Иван смерил святого отца взглядом, медленно, с головы до ног, но взгляд этот не был ни злым, ни презрительным – он был удивлённым и вместе с тем несколько растерянным, даже смущённым, словно царь почувствовал свою вину в том, что Епифаний осмелился говорить ему такое, а может, в глубине души невольно и согласился с ним.
– Беда мне с вами, попами, – вздохнул он досадливо и намерился было встать, но потаённые беспокойные мысли остановили его. – Силивестр был... Властию мирского прельстился, поправ свои священные обеты и право предстоять со ангелами у престола Господня. Андрей... теперь уж Афанасий, – тот себе на уме. И честолюбив зело. Предложил я ему постриг принять, думая поручить после Макария Церковь Святую нашу... дабы не подпала она под власть людей зловредных и супротивных мне. И что же? Колебался преподобный? Раздумывал с тягостью неосильной? Ничуть! Враз согласился! Зато теперь я всколебался и раззадумался: а моего ли хотения ради так прытко навлачил он на себя чёрные ризы? Иль, буде, токмо единого ради хотения стать митрополитом? Ты како мнишь? – спросил он, совсем уже отклоняясь от первоначальной мысли.

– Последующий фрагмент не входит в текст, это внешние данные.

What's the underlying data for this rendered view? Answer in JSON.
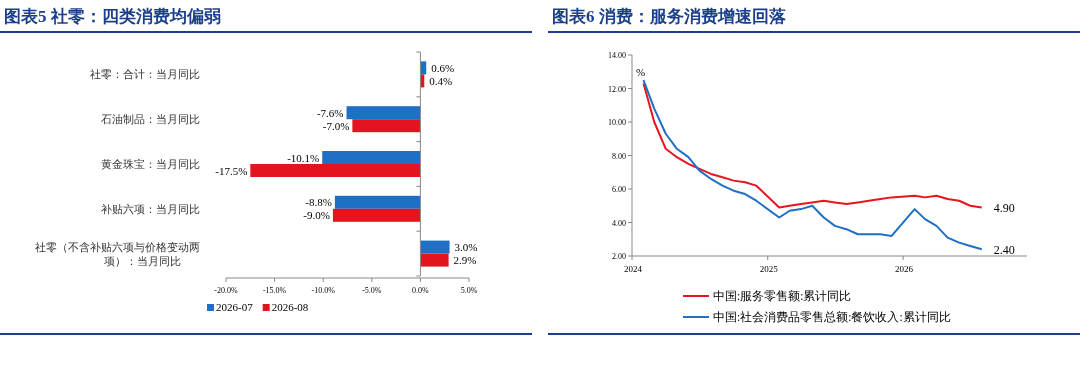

– Аз никако не мню. То не мои заботы. Мои заботы – твоя душа.
– Вот, вот! От тебя мне беда ещё пущая... Бо ты – еретик! – закончил Иван свою мысль, к которой вернул его своим ответом Епифаний. – Поди-ка скажи такое митрополиту! Он тебя враз извергнет из иереев.
– Почто мне речи сие митрополиту? Аз реку тебе. А ты уразумевай. Имеющий уши слышать, да слышит.
Иван снова смерил его взглядом – теперь уже жёстким, немирным.
– Неужто мне стать спорить с тобой о догматах? Враждовать ещё и с тобой? Мало мне вражды от бояр? – Он помолчал, хмуря чело и как будто пересиливая в себе какие-то иные мысли, которые мешали ему сосредоточиться на этом разговоре. – Я тебя избрал, видя твоё благочестие, для духовной пользы, – вновь заговорил он уже с открытым упрёком, – чтоб душу мою призрел, грехами обременённую... И чтоб убавил, чтоб расторг скверну грехов моих, а ты новый грех прилагаешь к моим грехам, вводя меня во искушение своим лукавомудрием. Не уразумеваю я твоих мудрований и уразумевать не хочу. Они обременительны для меня и тлетворны! Ты приходишь и учишь меня тому, чему никто не учил!
– Тебя учили книжники и фарисеи, – невозмутимо изрёк Епифаний.
У Ивана только хлипнуло в горле – и ни звука больше. Он, должно быть, впервые утратил дар речи.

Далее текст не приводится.